The last line tells ffmpeg where to find the cuda libraries it needs from the CUDA SDK installed earlier. If all looks good, let’s build it:

# make -j 8

Note: the -j flag tells the compiler how many cores to use, so you can omit it (it screwed up a Python build I ran recently) or change it to the number of cores you want to use

That’s it! Take FFMPEG for a spin - try some encodes and see how fast it goes. If it works, let’s install it! If it doesn’t, take a look at the error and start your troubleshooting there.

# make install

Impressions

The Good

I told Emby to use the system-installed ffmpeg and to use NVENC for transcoding. I was immediately blown away at how fast the transcoded video stream started, and how quickly it proceeded. I had a 23Mbit source file that I forced to transcode to 1Mbit, and later at 21Mbit. According to my benchmarks, the 21Mbit transcode of a 23Mbit source was giving me about 112 fps. More than fast enough - in fact, if I can get the quality higher with a slower transcode, I’d be happy, because…

The Bad

Frankly, the NVENC encoded video looks much worse than the original. Even when it was transcoding to 21Mbit, it had a lot of compression artifacts, and the beautiful grain of the source was entirely lost. It was apparent on my top-end 4k TV and on my low end 1080p LCD.
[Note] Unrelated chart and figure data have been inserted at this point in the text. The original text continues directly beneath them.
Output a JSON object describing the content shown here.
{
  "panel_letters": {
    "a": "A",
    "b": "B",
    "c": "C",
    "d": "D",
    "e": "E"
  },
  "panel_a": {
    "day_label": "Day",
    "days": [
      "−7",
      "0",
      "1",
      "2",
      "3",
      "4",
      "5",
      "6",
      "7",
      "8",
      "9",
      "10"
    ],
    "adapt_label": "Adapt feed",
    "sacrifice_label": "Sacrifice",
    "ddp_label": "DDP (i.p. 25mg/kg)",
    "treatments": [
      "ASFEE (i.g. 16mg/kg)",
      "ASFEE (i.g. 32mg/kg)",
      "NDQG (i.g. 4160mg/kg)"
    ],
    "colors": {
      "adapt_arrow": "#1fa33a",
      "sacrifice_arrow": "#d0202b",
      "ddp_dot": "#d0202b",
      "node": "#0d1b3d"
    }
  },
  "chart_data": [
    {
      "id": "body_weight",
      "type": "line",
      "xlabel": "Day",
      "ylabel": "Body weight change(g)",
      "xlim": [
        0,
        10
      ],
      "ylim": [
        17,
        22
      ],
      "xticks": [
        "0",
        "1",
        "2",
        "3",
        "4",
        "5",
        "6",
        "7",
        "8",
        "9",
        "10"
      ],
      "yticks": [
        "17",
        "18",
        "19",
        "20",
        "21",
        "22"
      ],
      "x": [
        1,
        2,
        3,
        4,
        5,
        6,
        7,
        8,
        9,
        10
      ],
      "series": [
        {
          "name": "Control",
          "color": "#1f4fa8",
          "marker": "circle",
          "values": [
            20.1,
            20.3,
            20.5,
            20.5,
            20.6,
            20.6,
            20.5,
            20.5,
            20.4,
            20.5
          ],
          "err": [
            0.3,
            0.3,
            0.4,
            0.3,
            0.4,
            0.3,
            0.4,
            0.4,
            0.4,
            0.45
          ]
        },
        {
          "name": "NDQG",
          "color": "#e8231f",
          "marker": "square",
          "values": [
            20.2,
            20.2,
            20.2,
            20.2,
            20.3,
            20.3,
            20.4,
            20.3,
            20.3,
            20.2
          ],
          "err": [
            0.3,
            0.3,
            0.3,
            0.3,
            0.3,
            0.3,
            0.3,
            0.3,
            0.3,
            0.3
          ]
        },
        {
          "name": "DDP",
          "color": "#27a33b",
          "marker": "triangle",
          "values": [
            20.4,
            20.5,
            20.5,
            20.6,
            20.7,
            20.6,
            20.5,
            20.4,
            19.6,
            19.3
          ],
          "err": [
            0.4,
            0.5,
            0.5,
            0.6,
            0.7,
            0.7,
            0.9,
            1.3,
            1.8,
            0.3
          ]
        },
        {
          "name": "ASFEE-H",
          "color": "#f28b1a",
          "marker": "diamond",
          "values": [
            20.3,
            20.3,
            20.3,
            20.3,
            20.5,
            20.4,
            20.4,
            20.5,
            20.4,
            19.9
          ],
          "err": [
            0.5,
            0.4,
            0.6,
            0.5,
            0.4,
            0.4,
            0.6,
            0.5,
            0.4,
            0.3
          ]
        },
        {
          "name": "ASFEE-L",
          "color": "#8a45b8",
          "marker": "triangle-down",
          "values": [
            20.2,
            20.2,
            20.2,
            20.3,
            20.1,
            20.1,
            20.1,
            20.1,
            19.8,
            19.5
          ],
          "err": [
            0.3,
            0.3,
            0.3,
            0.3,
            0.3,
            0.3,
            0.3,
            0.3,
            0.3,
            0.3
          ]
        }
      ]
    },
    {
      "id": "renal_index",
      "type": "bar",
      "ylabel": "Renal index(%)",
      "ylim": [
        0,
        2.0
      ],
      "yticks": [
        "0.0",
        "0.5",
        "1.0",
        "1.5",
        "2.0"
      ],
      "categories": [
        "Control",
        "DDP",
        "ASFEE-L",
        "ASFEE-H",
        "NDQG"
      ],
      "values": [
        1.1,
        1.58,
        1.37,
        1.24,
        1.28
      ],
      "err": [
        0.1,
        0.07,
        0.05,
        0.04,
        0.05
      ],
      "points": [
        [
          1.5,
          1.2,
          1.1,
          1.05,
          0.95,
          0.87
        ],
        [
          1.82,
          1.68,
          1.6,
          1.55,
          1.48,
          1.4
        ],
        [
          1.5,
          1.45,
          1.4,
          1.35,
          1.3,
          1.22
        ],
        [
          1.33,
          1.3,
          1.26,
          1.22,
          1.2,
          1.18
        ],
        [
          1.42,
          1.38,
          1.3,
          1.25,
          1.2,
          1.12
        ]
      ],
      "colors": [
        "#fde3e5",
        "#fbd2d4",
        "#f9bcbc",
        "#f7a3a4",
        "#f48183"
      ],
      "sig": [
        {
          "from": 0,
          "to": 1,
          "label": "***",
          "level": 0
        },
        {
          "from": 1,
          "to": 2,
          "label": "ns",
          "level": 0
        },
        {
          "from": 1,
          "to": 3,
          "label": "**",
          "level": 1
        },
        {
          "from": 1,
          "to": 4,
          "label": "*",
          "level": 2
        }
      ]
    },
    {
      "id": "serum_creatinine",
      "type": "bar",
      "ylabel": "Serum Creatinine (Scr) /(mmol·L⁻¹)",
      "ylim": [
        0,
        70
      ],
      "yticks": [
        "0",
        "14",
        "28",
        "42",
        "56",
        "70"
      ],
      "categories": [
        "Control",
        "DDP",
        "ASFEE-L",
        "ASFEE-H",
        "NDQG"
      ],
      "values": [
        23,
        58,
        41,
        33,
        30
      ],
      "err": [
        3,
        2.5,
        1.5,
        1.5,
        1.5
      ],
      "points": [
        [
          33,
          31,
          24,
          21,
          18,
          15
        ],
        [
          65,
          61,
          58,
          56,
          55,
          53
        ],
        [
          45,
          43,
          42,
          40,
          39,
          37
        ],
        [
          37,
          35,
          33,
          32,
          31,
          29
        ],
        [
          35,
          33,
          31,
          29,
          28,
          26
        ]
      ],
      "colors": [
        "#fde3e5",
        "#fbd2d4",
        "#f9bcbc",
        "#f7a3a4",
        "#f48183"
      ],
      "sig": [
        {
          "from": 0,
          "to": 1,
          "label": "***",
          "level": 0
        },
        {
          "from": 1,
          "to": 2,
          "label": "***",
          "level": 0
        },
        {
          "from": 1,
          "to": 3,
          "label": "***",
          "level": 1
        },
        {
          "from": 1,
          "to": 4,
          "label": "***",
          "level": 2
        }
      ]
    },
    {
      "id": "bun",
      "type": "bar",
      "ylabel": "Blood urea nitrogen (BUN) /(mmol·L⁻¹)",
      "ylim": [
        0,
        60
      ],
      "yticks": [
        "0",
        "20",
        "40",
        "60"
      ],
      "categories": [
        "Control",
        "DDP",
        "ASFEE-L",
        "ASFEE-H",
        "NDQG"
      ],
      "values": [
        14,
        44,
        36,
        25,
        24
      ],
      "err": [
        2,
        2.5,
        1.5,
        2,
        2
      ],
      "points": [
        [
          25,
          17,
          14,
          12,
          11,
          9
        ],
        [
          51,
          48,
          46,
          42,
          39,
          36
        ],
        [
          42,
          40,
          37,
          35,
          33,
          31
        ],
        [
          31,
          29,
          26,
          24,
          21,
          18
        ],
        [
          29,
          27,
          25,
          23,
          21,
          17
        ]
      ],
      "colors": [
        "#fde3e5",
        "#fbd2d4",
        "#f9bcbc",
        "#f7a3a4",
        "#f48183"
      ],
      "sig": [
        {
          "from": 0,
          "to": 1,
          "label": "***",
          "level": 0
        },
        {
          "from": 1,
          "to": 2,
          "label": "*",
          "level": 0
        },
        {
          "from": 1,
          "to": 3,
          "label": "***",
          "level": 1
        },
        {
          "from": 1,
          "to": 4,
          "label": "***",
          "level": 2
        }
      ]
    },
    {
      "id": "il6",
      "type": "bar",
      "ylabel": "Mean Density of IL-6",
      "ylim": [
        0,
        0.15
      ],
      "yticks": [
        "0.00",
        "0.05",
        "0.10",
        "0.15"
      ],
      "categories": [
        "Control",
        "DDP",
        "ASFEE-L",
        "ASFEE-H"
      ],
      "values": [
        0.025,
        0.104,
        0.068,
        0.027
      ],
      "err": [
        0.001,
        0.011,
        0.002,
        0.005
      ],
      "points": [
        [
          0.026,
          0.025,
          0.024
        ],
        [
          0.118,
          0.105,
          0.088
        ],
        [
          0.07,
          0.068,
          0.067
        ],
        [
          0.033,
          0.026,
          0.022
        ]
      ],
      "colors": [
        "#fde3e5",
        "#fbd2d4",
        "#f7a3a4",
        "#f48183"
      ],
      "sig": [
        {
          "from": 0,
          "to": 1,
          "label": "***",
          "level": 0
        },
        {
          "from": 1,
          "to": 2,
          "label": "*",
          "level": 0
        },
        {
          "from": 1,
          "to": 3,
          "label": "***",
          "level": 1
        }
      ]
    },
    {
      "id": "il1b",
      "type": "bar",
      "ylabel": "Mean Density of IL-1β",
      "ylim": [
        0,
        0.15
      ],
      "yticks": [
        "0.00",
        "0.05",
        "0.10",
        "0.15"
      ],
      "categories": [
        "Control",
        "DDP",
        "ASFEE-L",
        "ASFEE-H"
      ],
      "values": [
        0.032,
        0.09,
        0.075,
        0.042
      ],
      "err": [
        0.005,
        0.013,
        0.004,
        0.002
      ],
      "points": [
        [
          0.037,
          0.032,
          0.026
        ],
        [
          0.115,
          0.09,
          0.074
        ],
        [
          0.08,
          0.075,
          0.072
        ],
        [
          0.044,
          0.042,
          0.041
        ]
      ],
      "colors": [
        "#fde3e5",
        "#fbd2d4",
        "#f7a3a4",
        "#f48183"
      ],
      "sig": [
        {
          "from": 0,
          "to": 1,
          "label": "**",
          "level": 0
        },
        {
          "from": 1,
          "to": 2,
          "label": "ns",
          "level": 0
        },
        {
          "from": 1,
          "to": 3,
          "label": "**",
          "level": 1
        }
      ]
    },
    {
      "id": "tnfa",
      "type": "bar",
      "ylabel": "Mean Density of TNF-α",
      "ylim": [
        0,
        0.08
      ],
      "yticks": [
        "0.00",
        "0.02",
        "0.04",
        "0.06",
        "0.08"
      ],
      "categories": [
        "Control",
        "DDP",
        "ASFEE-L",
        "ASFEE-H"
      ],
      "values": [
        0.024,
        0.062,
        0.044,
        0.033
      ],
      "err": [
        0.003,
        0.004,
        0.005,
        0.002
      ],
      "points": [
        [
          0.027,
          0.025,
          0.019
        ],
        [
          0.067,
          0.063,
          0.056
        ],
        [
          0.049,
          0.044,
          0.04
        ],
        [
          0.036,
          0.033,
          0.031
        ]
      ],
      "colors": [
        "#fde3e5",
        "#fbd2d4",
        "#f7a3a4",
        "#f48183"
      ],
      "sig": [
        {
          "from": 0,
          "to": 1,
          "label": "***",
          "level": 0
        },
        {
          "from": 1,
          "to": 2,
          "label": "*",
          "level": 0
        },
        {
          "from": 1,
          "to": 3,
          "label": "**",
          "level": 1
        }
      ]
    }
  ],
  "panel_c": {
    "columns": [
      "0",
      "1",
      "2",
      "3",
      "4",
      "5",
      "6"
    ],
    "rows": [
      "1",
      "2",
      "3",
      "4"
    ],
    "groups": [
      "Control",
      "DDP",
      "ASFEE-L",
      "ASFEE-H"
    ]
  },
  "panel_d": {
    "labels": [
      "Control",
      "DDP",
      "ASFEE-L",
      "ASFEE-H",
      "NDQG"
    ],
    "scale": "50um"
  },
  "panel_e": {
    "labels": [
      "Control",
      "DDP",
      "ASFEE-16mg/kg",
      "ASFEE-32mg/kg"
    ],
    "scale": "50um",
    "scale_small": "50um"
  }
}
Ultimately, transcoding was unwatchable before, so this is definitely an improvement. I will work with the Emby devs to see if there’s a way to pass a quality setting to NVENC so it more closely matches the source material.

Update June 2017

I had to run through these steps again, but with the more recent 381.22 Nvida Drivers - everything worked great.